There are other readers out there. Google Reader is not unique. The Old Reader appears to be particularly similar - I can even import my subscriptions. I cannot, however, find a way to import my list of starred items. When Google Reader goes, they go.

Preserving them can be done - either Evernote or OneNote would be a good candidate. As a bonus it'd be cloud based, not subject to the blogger's alterations and nicely organised. But like catching up with these posts and watching the starred videos, it would be hours and hours of work and an absolutely vast volume of data to capture it all.

I started thinking about the hours and hours (heck, weeks) catching up, backtracking to see things I've put aside for later and backing up the parts I want to keep might take. The picture below is a reasonable approximation of how all this had me feeling. The article from Naldz Graphics that it's from is getting at the problem here.


This is not freshly out of control, it's just that right now it's ramped up even further that it's really struck me. I'm spending  amounts of time bordering on insanity just trying to keep up with this. It's getting backlogged more and more with time. It seems a bit ironic that someone whose business is information management has such a bad case of out-of-control information overload.

I think I spend more time reading craft tutorials than I spend crafting and I have a vast list of tutorials waiting for me. And even if I tried a new saved recipe every meal it'd take me months to try all the ones I've saved.

So instead of thinking about how daunting this is and wishing that Google Reader was staying around I choose to look at it as an opportunity. I'm clearing this thing up and retaking control.

Make no mistake. I'm not going to stop reading blogs. There's some great professional reading in there, I look forward to a number of webcomics, there are some really inspiring crafters blogging and when this all started out I was really enjoying myself.

But some of these have to go.

Craft Gossip, you've shown me all kinds of amazing things. But I can't keep up with five new craft projects added to my to do list every day even if I don't spend all that time reading about them. Those five are less than ten percent of the posts I trawl from this subscription.
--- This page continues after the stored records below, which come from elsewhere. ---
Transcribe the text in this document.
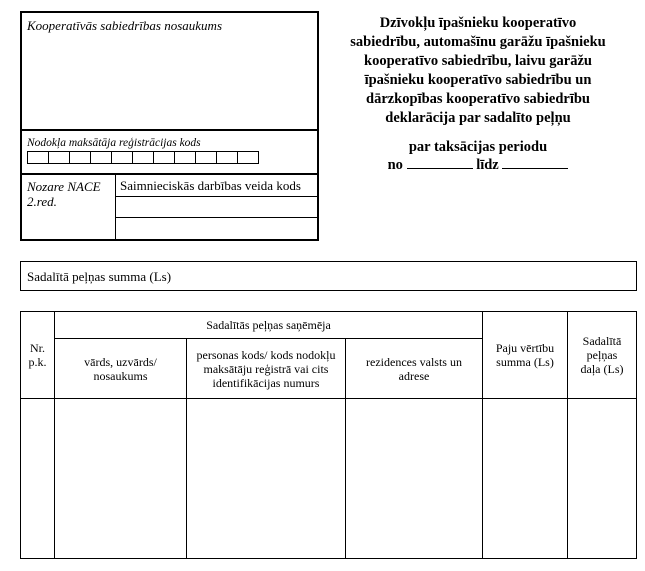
Kooperatīvās sabiedrības nosaukums
Nodokļa maksātāja reģistrācijas kods
Nozare NACE 2.red.
Saimnieciskās darbības veida kods
Dzīvokļu īpašnieku kooperatīvo
sabiedrību, automašīnu garāžu īpašnieku
kooperatīvo sabiedrību, laivu garāžu
īpašnieku kooperatīvo sabiedrību un
dārzkopības kooperatīvo sabiedrību
deklarācija par sadalīto peļņu
par taksācijas periodu
no	līdz
Sadalītā peļņas summa (Ls)
Nr. p.k.
Sadalītās peļņas saņēmēja
vārds, uzvārds/ nosaukums
personas kods/ kods nodokļu maksātāju reģistrā vai cits identifikācijas numurs
rezidences valsts un adrese
Paju vērtību summa (Ls)
Sadalītā peļņas daļa (Ls)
Laughing Squid, the content linked is really wonderful stuff - funny, interesting, though-provoking... but the volume of it is so vast that most of the interesting stuff winds up being saved for a later that never comes. Part of me is sad to loose the fantastic content but I just can't take this.
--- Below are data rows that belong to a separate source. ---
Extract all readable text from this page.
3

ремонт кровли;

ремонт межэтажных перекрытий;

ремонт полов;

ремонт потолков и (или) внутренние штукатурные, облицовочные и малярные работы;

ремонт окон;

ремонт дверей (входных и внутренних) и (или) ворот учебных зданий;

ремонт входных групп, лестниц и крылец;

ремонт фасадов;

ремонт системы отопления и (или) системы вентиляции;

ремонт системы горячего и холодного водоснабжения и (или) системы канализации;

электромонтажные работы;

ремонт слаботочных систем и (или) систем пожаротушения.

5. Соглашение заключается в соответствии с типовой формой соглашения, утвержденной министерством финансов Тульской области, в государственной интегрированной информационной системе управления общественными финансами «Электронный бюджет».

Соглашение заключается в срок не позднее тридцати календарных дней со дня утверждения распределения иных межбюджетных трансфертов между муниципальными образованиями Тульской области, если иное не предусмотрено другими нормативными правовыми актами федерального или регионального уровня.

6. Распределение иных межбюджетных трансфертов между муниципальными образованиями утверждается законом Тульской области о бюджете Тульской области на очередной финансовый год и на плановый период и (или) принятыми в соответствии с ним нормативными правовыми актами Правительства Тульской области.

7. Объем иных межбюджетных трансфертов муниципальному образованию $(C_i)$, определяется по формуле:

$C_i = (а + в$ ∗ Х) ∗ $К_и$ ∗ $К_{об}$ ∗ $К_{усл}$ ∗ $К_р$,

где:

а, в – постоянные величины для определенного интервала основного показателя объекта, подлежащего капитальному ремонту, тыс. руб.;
I'm not just talking about removing things either. As I type this line at around 6:15 those two are gone. But I'm not done yet. There are still 584 unread posts still on the list. Some represent blogs that will stay. Many do not.

I estimate this has already halved the rate of incoming posts. That estimate may be conservative.

So although it'll take a little time to sort the rest out it's probably less time than it'd take to read them. I'm about to get started. The fitness blog that occasionally posts an interesting recipe but mostly posts workouts I'm not interested in? The mommy blogs posted one craft tutorial I liked over a year ago? The free vintage graphics feed that usually gets the 'mark all posts read' treatment? More smaller aggregators that still churn out a dozen or more posts a day? Other blogs that have mostly become something to click past?

It's time to say goodbye.

So losing Google Reader is not a tragedy. And being partially offline for more than two weeks might have been frustrating, but it wasn't blinding me to the world.

All of this has given me an opportunity to start over. To clean out, take control and stop losing hours and hours of every day.

When I'm done I should have a manageable list of the things I most want and need to read about. Taking back control feels pretty good.

Email subscriptions, I've got my eye on you.






P.S. I asked a friend to read this over to make sure it made sense to others too. While he did that, I kept working. I'm down to 402, with more than twenty listings gone. This doesn't clear the lists of saved articles, but I'll get onto that soon, probably just deleting most of them. I'll tame this beast yet.